Chris Ndjungu ’08: Seize the view from the margins
As a junior college student in Jacksonville, Texas, Chris Nkemba Ndjungu ’08 applied to Cornell University. Then came an acceptance letter from Cornell College.
A generous scholarship and the opportunity to step away from the demands of Division I soccer led Ndjungu to choose the college over the university he thought he had applied to. He stayed, he says, for the “academic rigor, small classes, the block system, and friends who today have become family.”
That Cornell family, along with his unofficial advisor, Professor of Economics and Business A’amer Farooqi, are the two things that would bring Ndjungu back to campus.
Ndjungu, who once pursued a business career, today is a pastor in St. Louis, Missouri. He was drawn to his profession, he says, through “spiritual awareness, indignation in the face of injustice, and very specifically, the desire to be equipped to offer pastoral care and counseling to survivors of war atrocities in eastern DRC [Democratic Republic of Congo].”

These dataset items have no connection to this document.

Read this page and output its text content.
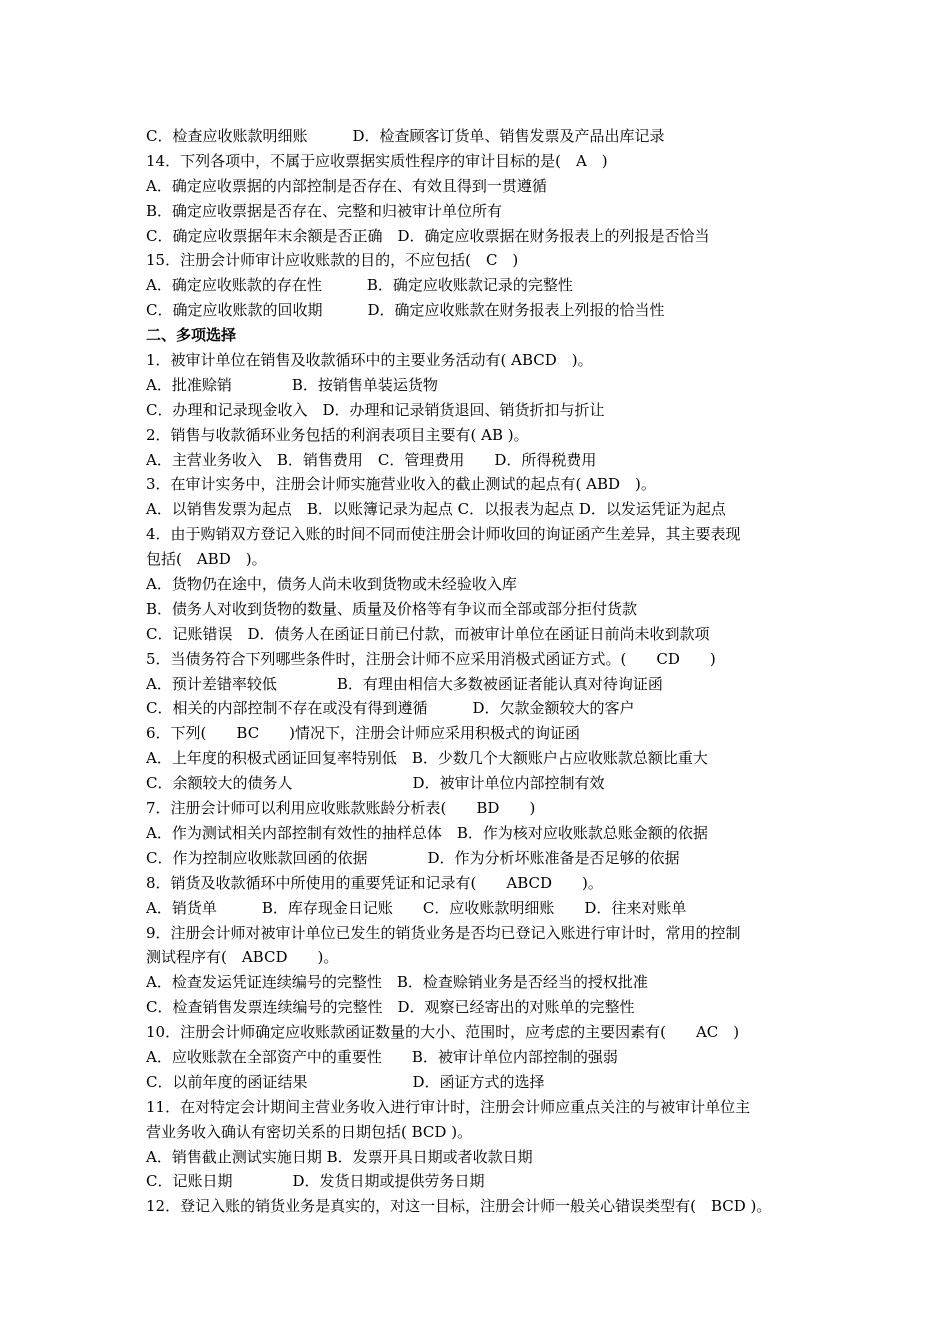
C．检查应收账款明细账　　　D．检查顾客订货单、销售发票及产品出库记录
14．下列各项中，不属于应收票据实质性程序的审计目标的是(　A　)
A．确定应收票据的内部控制是否存在、有效且得到一贯遵循
B．确定应收票据是否存在、完整和归被审计单位所有
C．确定应收票据年末余额是否正确　D．确定应收票据在财务报表上的列报是否恰当
15．注册会计师审计应收账款的目的，不应包括(　C　)
A．确定应收账款的存在性　　　B．确定应收账款记录的完整性
C．确定应收账款的回收期　　　D．确定应收账款在财务报表上列报的恰当性
二、多项选择
1．被审计单位在销售及收款循环中的主要业务活动有( ABCD　)。
A．批准赊销　　　　B．按销售单装运货物
C．办理和记录现金收入　D．办理和记录销货退回、销货折扣与折让
2．销售与收款循环业务包括的利润表项目主要有( AB )。
A．主营业务收入　B．销售费用　C．管理费用　　D．所得税费用
3．在审计实务中，注册会计师实施营业收入的截止测试的起点有( ABD　)。
A．以销售发票为起点　B．以账簿记录为起点 C．以报表为起点 D．以发运凭证为起点
4．由于购销双方登记入账的时间不同而使注册会计师收回的询证函产生差异，其主要表现
包括(　ABD　)。
A．货物仍在途中，债务人尚未收到货物或未经验收入库
B．债务人对收到货物的数量、质量及价格等有争议而全部或部分拒付货款
C．记账错误　D．债务人在函证日前已付款，而被审计单位在函证日前尚未收到款项
5．当债务符合下列哪些条件时，注册会计师不应采用消极式函证方式。(　　CD　　)
A．预计差错率较低　　　　B．有理由相信大多数被函证者能认真对待询证函
C．相关的内部控制不存在或没有得到遵循　　　D．欠款金额较大的客户
6．下列(　　BC　　)情况下，注册会计师应采用积极式的询证函
A．上年度的积极式函证回复率特别低　B．少数几个大额账户占应收账款总额比重大
C．余额较大的债务人　　　　　　　　D．被审计单位内部控制有效
7．注册会计师可以利用应收账款账龄分析表(　　BD　　)
A．作为测试相关内部控制有效性的抽样总体　B．作为核对应收账款总账金额的依据
C．作为控制应收账款回函的依据　　　　D．作为分析坏账准备是否足够的依据
8．销货及收款循环中所使用的重要凭证和记录有(　　ABCD　　)。
A．销货单　　　B．库存现金日记账　　C．应收账款明细账　　D．往来对账单
9．注册会计师对被审计单位已发生的销货业务是否均已登记入账进行审计时，常用的控制
测试程序有(　ABCD　　)。
A．检查发运凭证连续编号的完整性　B．检查赊销业务是否经当的授权批准
C．检查销售发票连续编号的完整性　D．观察已经寄出的对账单的完整性
10．注册会计师确定应收账款函证数量的大小、范围时，应考虑的主要因素有(　　AC　)
A．应收账款在全部资产中的重要性　　B．被审计单位内部控制的强弱
C．以前年度的函证结果　　　　　　　D．函证方式的选择
11．在对特定会计期间主营业务收入进行审计时，注册会计师应重点关注的与被审计单位主
营业务收入确认有密切关系的日期包括( BCD )。
A．销售截止测试实施日期 B．发票开具日期或者收款日期
C．记账日期　　　　D．发货日期或提供劳务日期
12．登记入账的销货业务是真实的，对这一目标，注册会计师一般关心错误类型有(　BCD )。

Since 2017 he has led a ministry in St. Louis, Missouri, and Goma, Democratic Republic of the Congo, his birthplace. The church has a partnership with three independent social service entities. Bridge Builders STL creates cultural awareness by putting St. Louis youth in relationship with Lakota Sioux youth. InExcelsis works with the St. Louis homeless population. The Espoir Foundation offers services, including medical treatment, to children in the DRC.
Ndjungu has thoughtful advice for marginalized students.

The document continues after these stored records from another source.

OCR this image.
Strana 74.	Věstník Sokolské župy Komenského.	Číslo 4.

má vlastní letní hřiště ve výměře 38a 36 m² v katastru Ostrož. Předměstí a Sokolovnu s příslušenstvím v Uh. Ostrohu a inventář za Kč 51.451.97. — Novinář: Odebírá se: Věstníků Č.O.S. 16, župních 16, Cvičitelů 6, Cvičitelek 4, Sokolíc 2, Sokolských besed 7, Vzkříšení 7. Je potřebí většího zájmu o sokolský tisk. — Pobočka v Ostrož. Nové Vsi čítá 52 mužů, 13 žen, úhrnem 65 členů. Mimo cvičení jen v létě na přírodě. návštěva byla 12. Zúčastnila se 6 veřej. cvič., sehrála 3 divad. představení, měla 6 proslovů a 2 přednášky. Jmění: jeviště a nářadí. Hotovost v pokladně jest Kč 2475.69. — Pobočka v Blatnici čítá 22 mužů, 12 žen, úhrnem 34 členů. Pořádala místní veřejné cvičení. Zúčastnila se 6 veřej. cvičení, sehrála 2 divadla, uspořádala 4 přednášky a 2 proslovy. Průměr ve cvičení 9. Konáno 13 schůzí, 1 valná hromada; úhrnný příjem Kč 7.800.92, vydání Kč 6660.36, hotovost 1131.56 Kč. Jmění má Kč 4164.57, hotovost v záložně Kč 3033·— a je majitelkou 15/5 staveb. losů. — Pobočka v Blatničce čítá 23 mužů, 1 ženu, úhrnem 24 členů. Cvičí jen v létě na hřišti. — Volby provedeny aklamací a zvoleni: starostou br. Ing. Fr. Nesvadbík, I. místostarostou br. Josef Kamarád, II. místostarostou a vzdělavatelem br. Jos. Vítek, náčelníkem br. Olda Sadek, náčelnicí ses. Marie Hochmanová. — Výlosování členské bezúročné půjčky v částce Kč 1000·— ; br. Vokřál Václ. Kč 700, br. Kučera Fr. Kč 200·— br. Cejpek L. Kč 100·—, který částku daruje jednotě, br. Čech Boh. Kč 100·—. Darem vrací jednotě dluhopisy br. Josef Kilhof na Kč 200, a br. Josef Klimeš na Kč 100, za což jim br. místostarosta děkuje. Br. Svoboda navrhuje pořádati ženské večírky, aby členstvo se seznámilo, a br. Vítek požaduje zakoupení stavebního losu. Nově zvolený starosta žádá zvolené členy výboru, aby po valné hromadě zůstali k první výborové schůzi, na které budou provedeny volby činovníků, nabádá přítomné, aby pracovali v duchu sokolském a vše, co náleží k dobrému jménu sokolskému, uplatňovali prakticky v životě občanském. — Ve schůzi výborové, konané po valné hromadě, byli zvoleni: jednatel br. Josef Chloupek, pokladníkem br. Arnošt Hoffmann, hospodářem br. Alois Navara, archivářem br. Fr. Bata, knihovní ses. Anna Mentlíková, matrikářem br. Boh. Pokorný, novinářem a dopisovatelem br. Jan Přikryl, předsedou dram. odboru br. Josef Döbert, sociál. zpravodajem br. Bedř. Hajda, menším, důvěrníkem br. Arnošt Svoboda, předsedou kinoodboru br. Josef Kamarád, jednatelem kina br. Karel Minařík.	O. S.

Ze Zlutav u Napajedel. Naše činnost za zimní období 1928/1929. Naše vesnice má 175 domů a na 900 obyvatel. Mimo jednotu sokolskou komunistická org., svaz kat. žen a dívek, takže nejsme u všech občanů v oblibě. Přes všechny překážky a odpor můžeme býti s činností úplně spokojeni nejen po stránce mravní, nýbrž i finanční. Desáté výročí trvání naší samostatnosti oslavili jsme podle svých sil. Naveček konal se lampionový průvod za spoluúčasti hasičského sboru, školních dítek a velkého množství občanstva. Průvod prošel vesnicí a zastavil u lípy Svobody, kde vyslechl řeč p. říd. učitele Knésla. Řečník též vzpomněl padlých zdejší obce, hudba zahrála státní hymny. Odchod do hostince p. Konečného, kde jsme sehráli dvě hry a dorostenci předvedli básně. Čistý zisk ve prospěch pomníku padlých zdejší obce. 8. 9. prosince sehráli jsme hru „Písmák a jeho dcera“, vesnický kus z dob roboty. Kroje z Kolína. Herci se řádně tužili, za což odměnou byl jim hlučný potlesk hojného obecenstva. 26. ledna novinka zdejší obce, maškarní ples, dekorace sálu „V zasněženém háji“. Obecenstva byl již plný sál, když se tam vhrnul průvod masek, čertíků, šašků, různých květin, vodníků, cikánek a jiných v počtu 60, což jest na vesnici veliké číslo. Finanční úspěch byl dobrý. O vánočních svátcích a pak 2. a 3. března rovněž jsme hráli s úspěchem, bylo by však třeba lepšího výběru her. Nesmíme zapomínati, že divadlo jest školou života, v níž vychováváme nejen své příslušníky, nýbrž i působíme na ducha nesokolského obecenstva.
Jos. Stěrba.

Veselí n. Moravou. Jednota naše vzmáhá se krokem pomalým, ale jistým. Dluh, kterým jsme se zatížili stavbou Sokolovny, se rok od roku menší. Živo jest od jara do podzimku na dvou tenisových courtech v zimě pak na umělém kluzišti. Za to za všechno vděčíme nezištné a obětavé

“Being on the margins does not mean that you are forever excluded. Instead, it means that you have a big picture view of the center,” he says. “You can see what those in the thick of it cannot, and you can therefore choose your moment to jump onto the main page. Being on the margins does not rob you of your agency. So use this agency to decide who you want to be and what you are going to accomplish. Then use that same agency to seek out an ally and/or advocate who will help you integrate and subsequently navigate life in the center because no person is an island, as the saying goes.”
But first, he says, people on the margins must acknowledge their marginal reality and own it instead of living in denial: “Only then can we begin the work of dismantling the barriers which confine us to the margins in the first place.”